The offense didn’t have its best day as a unit, but the Chiefs run game offers something to look forward to heading into the regular season.

Both of the Chiefs speedsters, Dexter McCluster and Jamaal Charles, averaged around six yards a carry and got loose in the open field. Situationally, the Chiefs bigger backs turned in some solid runs too. Thomas Jones was able to convert third-and-short situations, as was Jackie Battle, and Jones found the end zone on an 11-yard carry to get the Chiefs back on top in the third quarter.
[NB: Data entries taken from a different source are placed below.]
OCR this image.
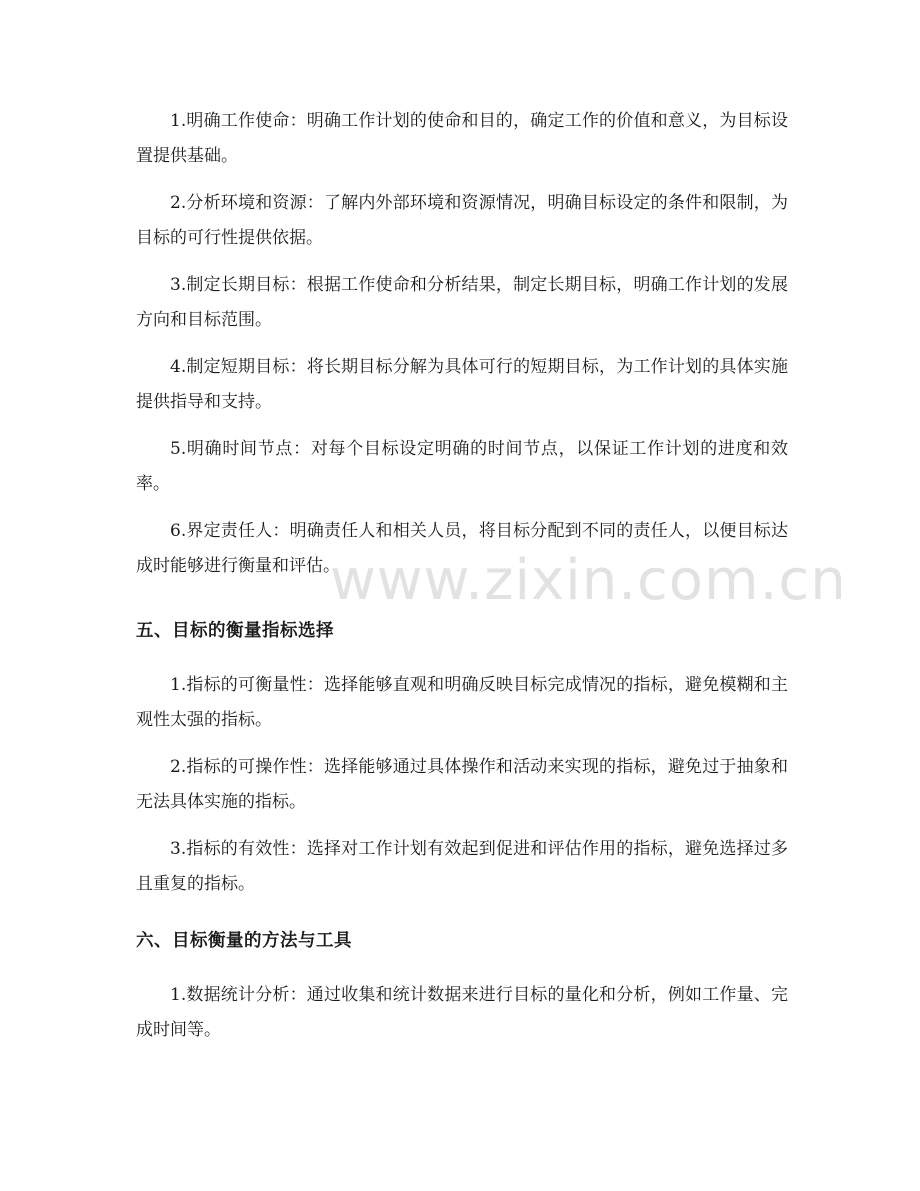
1.明确工作使命：明确工作计划的使命和目的，确定工作的价值和意义，为目标设置提供基础。

2.分析环境和资源：了解内外部环境和资源情况，明确目标设定的条件和限制，为目标的可行性提供依据。

3.制定长期目标：根据工作使命和分析结果，制定长期目标，明确工作计划的发展方向和目标范围。

4.制定短期目标：将长期目标分解为具体可行的短期目标，为工作计划的具体实施提供指导和支持。

5.明确时间节点：对每个目标设定明确的时间节点，以保证工作计划的进度和效率。

6.界定责任人：明确责任人和相关人员，将目标分配到不同的责任人，以便目标达成时能够进行衡量和评估。

五、目标的衡量指标选择

1.指标的可衡量性：选择能够直观和明确反映目标完成情况的指标，避免模糊和主观性太强的指标。

2.指标的可操作性：选择能够通过具体操作和活动来实现的指标，避免过于抽象和无法具体实施的指标。

3.指标的有效性：选择对工作计划有效起到促进和评估作用的指标，避免选择过多且重复的指标。

六、目标衡量的方法与工具

1.数据统计分析：通过收集和统计数据来进行目标的量化和分析，例如工作量、完成时间等。

www.zixin.com.cn
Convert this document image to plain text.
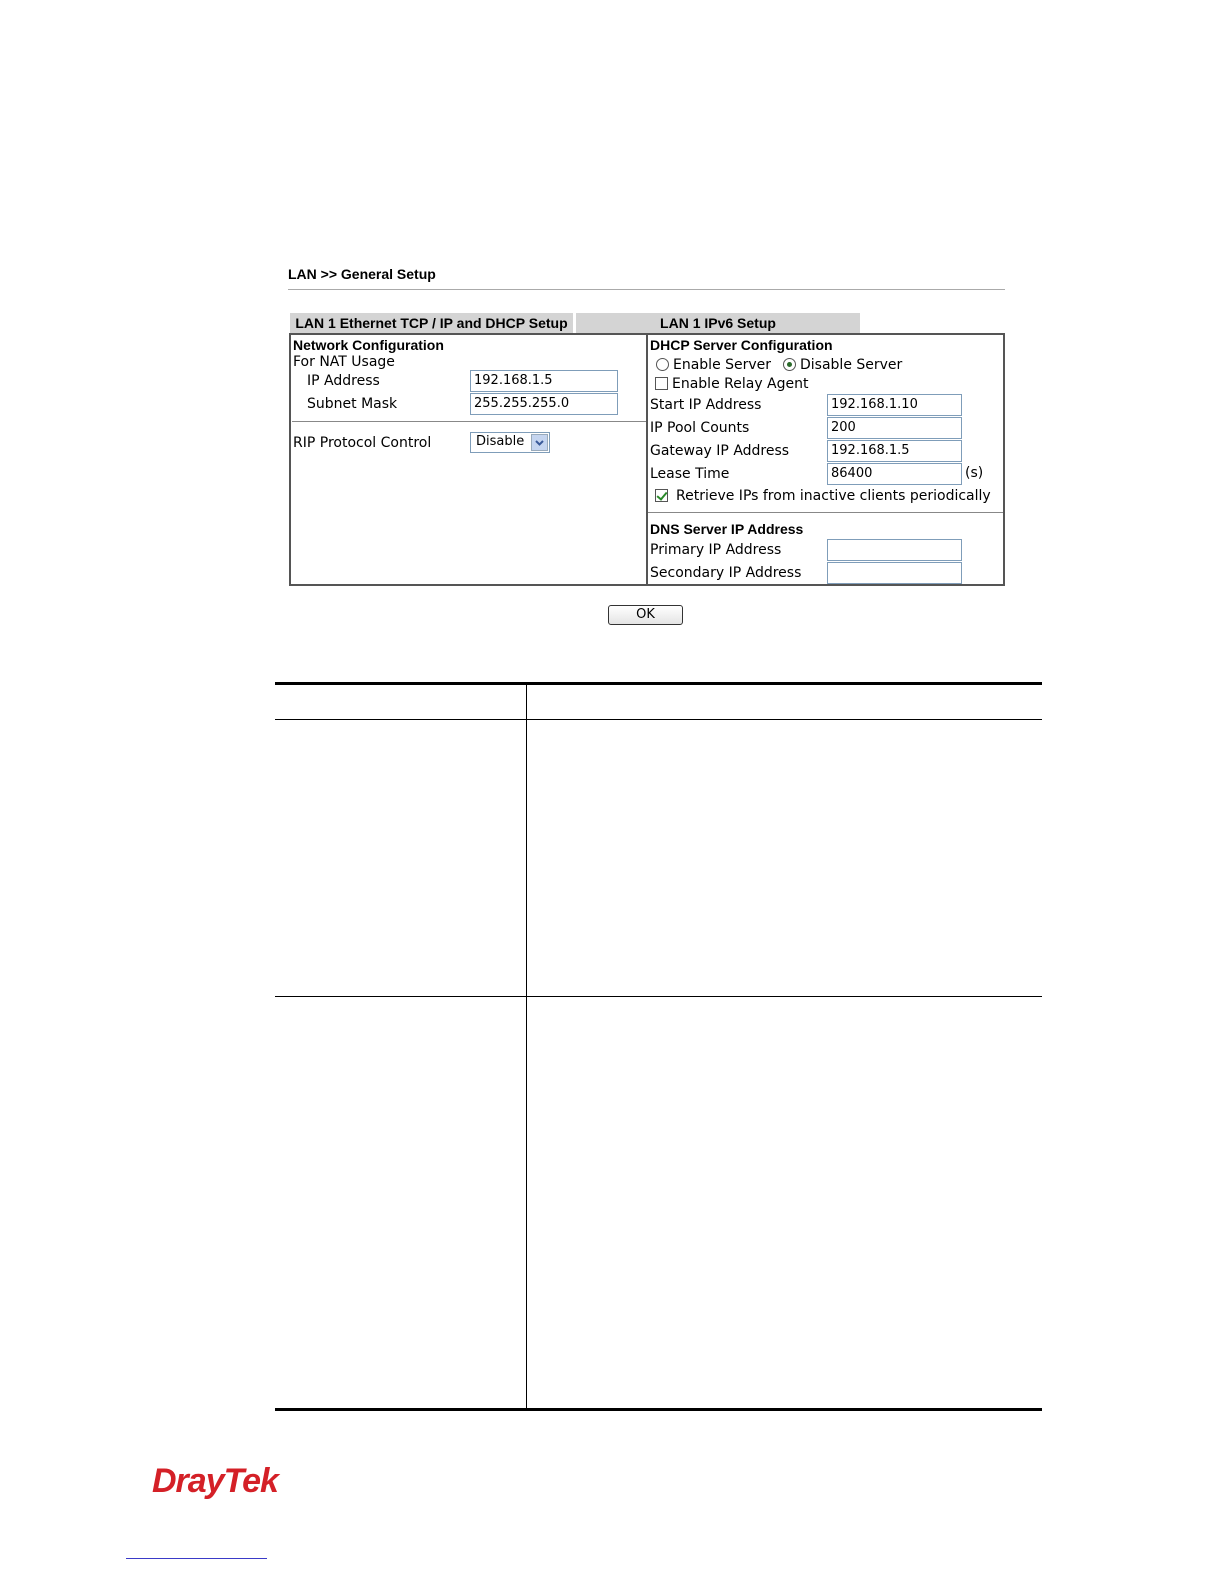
LAN >> General Setup
LAN 1 Ethernet TCP / IP and DHCP Setup	LAN 1 IPv6 Setup
Network Configuration
For NAT Usage
IP Address	192.168.1.5
Subnet Mask	255.255.255.0
RIP Protocol Control	Disable
DHCP Server Configuration
Enable Server Disable Server
Enable Relay Agent
Start IP Address	192.168.1.10
IP Pool Counts	200
Gateway IP Address	192.168.1.5
Lease Time	86400	(s)
Retrieve IPs from inactive clients periodically
DNS Server IP Address
Primary IP Address
Secondary IP Address
OK
DrayTek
It’s clear that the Chiefs are aiming to be a running football team.

Three for Improvement

Finding a Way to Win

How much better would Chiefs fans feel if Kansas City’s reserves could have just forced a three-and-out on Philadelphia’s final series? Or even a turnover on down in the Red Zone?

 Instead of kneeling on a win, the Chiefs were dealt a loss in the game’s final minute.

For some, it doesn’t matter. The starters dug their way out of an early hole, took the lead and brought some swagger back to Arrowhead. For others, it doesn’t matter who was on the field; the Chiefs found a way to lose a tight game. Preseason or not, we’ve seen this outcome before and it’s not any fun.

Wherever you stand, there’s something to be said for the confidence that is built in successfully finishing off an opponent.

Turnovers Crush Chances

Before the Chiefs were on the board, they had already dug themselves into a two turnover hole. Kansas City’s turnover ratio is now at -7 (eight giveaways, one takeaway) this preseason. Dick Vermeil used to have some sort of turnover chart built with winning percentages based off of negative, positive and neutral finishes in the turnover department.

I don’t have that chart handy, but the Chiefs have lost the turnover battle in all three preseason games of 2010 and own a 0-3 record in those contests.

Philadelphia, by the way, scored their first 10 points on series’ that followed a Chiefs turnover.

Starting Fast

The Chiefs need to fix this broken record before the regular season gets under way.